On the other side, historically low-cost providers may flock to the models, but high volumes of these providers may create a “significant fiscal cost.”

Based on voluntary bundled payment model weaknesses, the policy experts stated that the Trump Administration’s options for making the CJR and cardiac EPM models “less mandatory” are limited.

The authors identified one option for HHS to make the program less compulsory. The federal department could slightly reduce payments for hospitals that do not participate. However, the payment reduction may be perceived as punitive.

Another option for HHS is to decrease the number of selected markets for mandatory participation. But the experts claimed that the number of regions in the models are already limited and reducing the areas would prevent some clinicians from participating in MACRA’s Advanced Alternative Payment Model track.

“Moreover, it would send a damaging signal to the healthcare industry about CMS’ ability to carry out mandatory demonstrations if the Administration backs away from bundled payments in CJR and EPM, sharply curtailing the potential effectiveness of the Innovation Center,” they continued. “In addition, such a retrenchment could have ripple effects for private payment reform efforts that attempt to complement CMS programs.”

Rather than modify models to be less mandatory, the experts advised HHS to focus on allowing providers to take on more financial risk under the bundled payment models.

Some stakeholders criticized Medicare bundled payment models as too “hospital-centric.” Therefore, HHS could permit providers to voluntarily accept ownership of CJR or EPM bundles. Hospitals would maintain accountability if a provider initiator does not exist or does not step forward.

Although, some hospital participants may complain that they will lose out on possible shared savings opportunities under the provider option.

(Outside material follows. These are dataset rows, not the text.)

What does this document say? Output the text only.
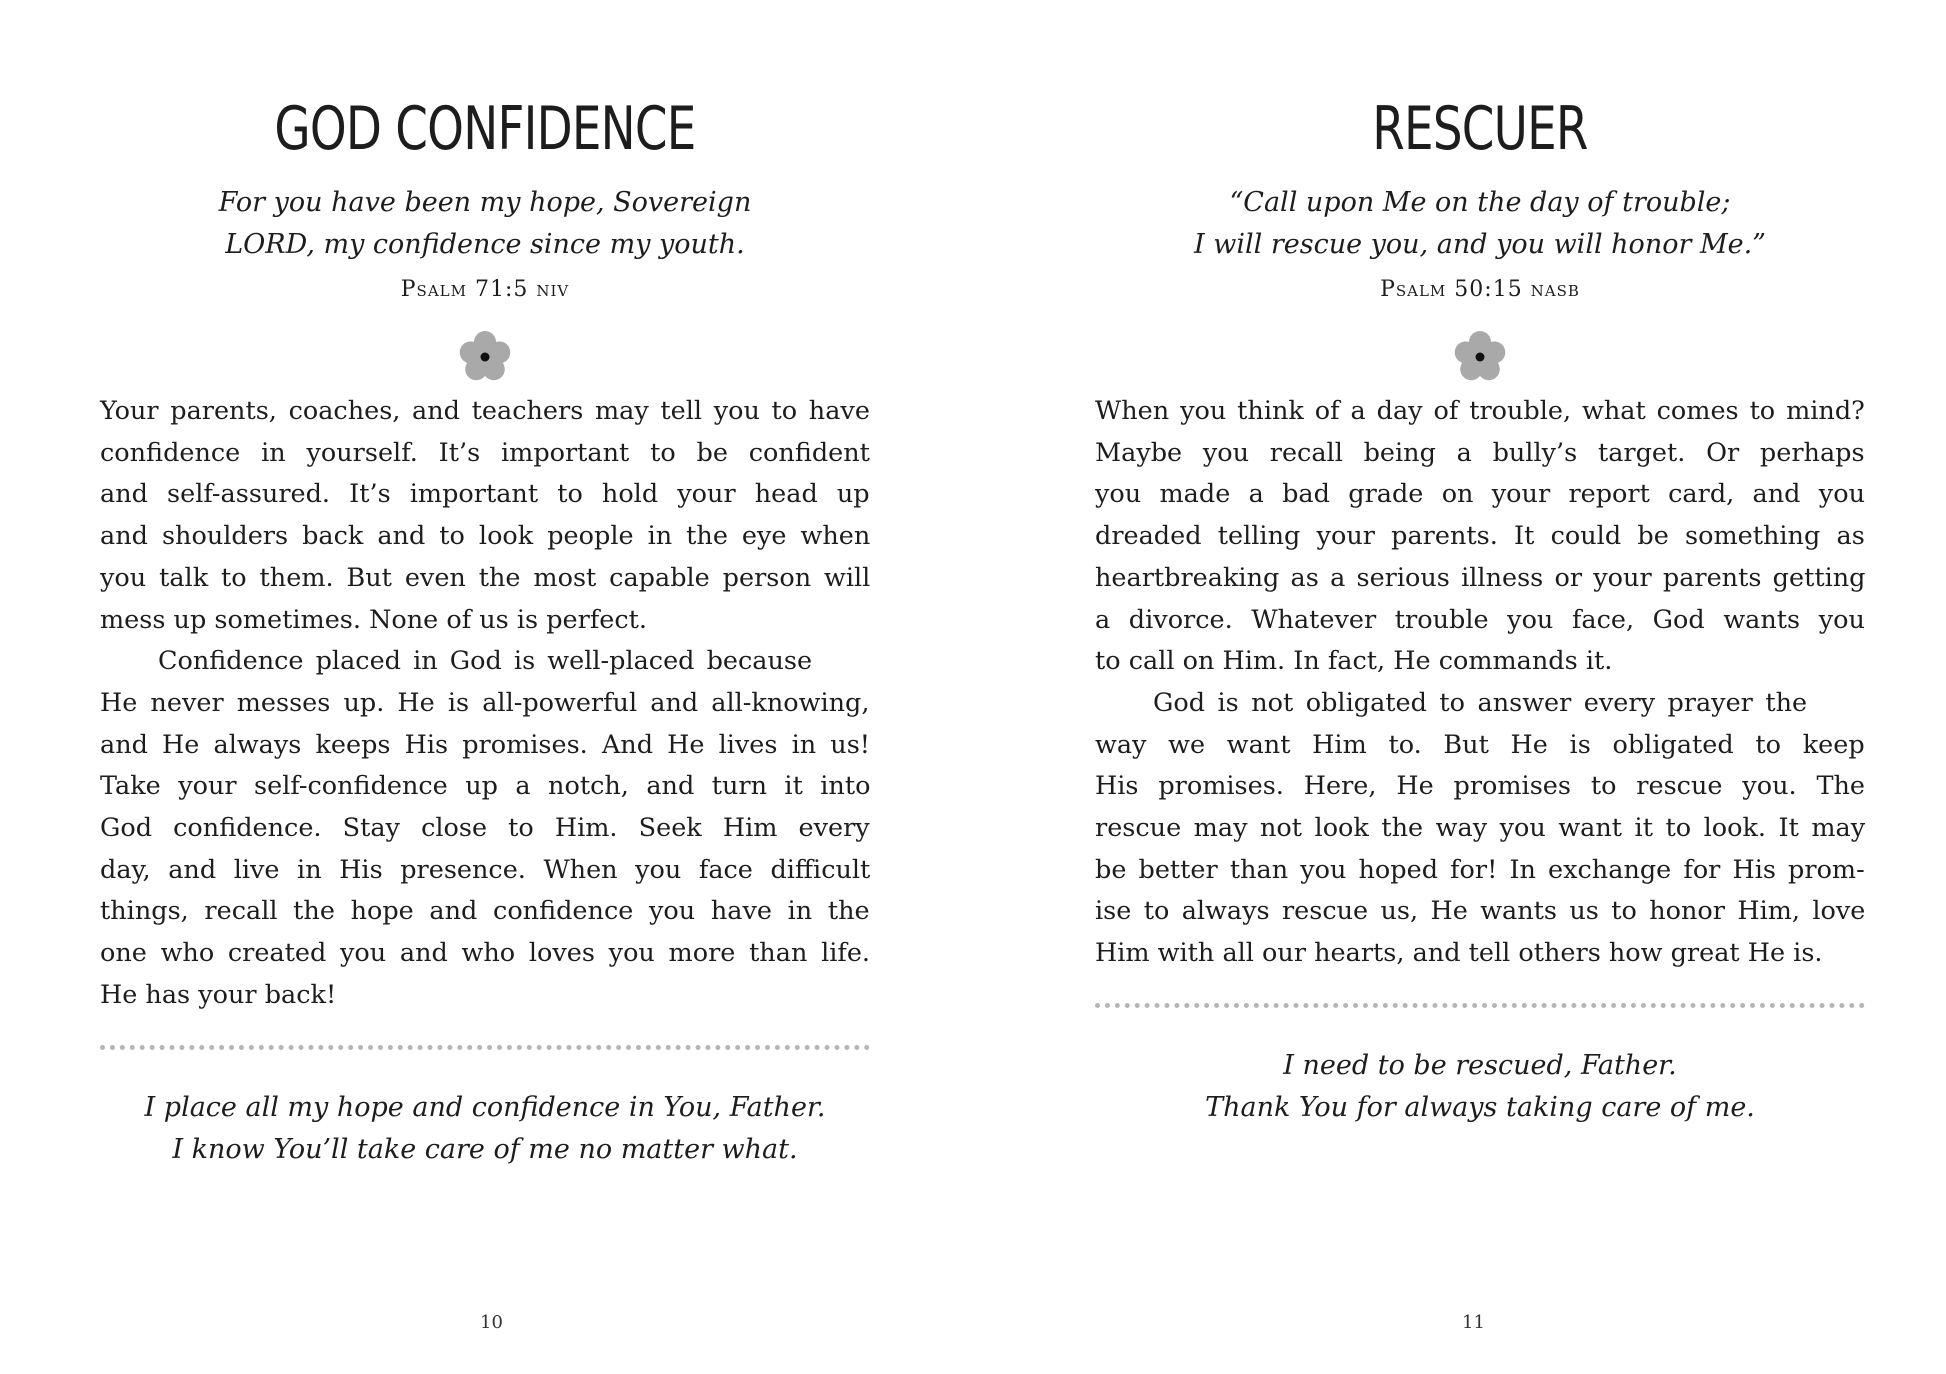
GOD CONFIDENCE
For you have been my hope, Sovereign
LORD, my confidence since my youth.
Psalm 71:5 niv
Your parents, coaches, and teachers may tell you to have
confidence in yourself. It’s important to be confident
and self-assured. It’s important to hold your head up
and shoulders back and to look people in the eye when
you talk to them. But even the most capable person will
mess up sometimes. None of us is perfect.
Confidence placed in God is well-placed because
He never messes up. He is all-powerful and all-knowing,
and He always keeps His promises. And He lives in us!
Take your self-confidence up a notch, and turn it into
God confidence. Stay close to Him. Seek Him every
day, and live in His presence. When you face difficult
things, recall the hope and confidence you have in the
one who created you and who loves you more than life.
He has your back!
I place all my hope and confidence in You, Father.
I know You’ll take care of me no matter what.
10
RESCUER
“Call upon Me on the day of trouble;
I will rescue you, and you will honor Me.”
Psalm 50:15 nasb
When you think of a day of trouble, what comes to mind?
Maybe you recall being a bully’s target. Or perhaps
you made a bad grade on your report card, and you
dreaded telling your parents. It could be something as
heartbreaking as a serious illness or your parents getting
a divorce. Whatever trouble you face, God wants you
to call on Him. In fact, He commands it.
God is not obligated to answer every prayer the
way we want Him to. But He is obligated to keep
His promises. Here, He promises to rescue you. The
rescue may not look the way you want it to look. It may
be better than you hoped for! In exchange for His prom-
ise to always rescue us, He wants us to honor Him, love
Him with all our hearts, and tell others how great He is.
I need to be rescued, Father.
Thank You for always taking care of me.
11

HHS could also keep the Medicare bundled payment models mandatory, but implement more virtual bundles. Under virtual bundles, the federal department would extend financial risk to all participants in a care episode in proportion to the amount of care they provide. Therefore, physicians and post-acute care providers would be directly at risk.

The experts pointed out that the virtual bundle strategy may not disrupt the models since only payment allocation is changing. However, some facilities may face confusion over figuring out who is accountable for patient outcomes.

“The Department of Health and Human Services has several options for addressing Secretary Price’s prior objections to the hospital-at-risk structure of the CJR and EPM models that could maintain the integrity of these payment reform initiatives,” the blog post concluded. “In our view, however, the Department does not have a good alternative to the mandatory structure used for CJR and EPM that could preserve the integrity of the models tests and the scope of their potential impact.”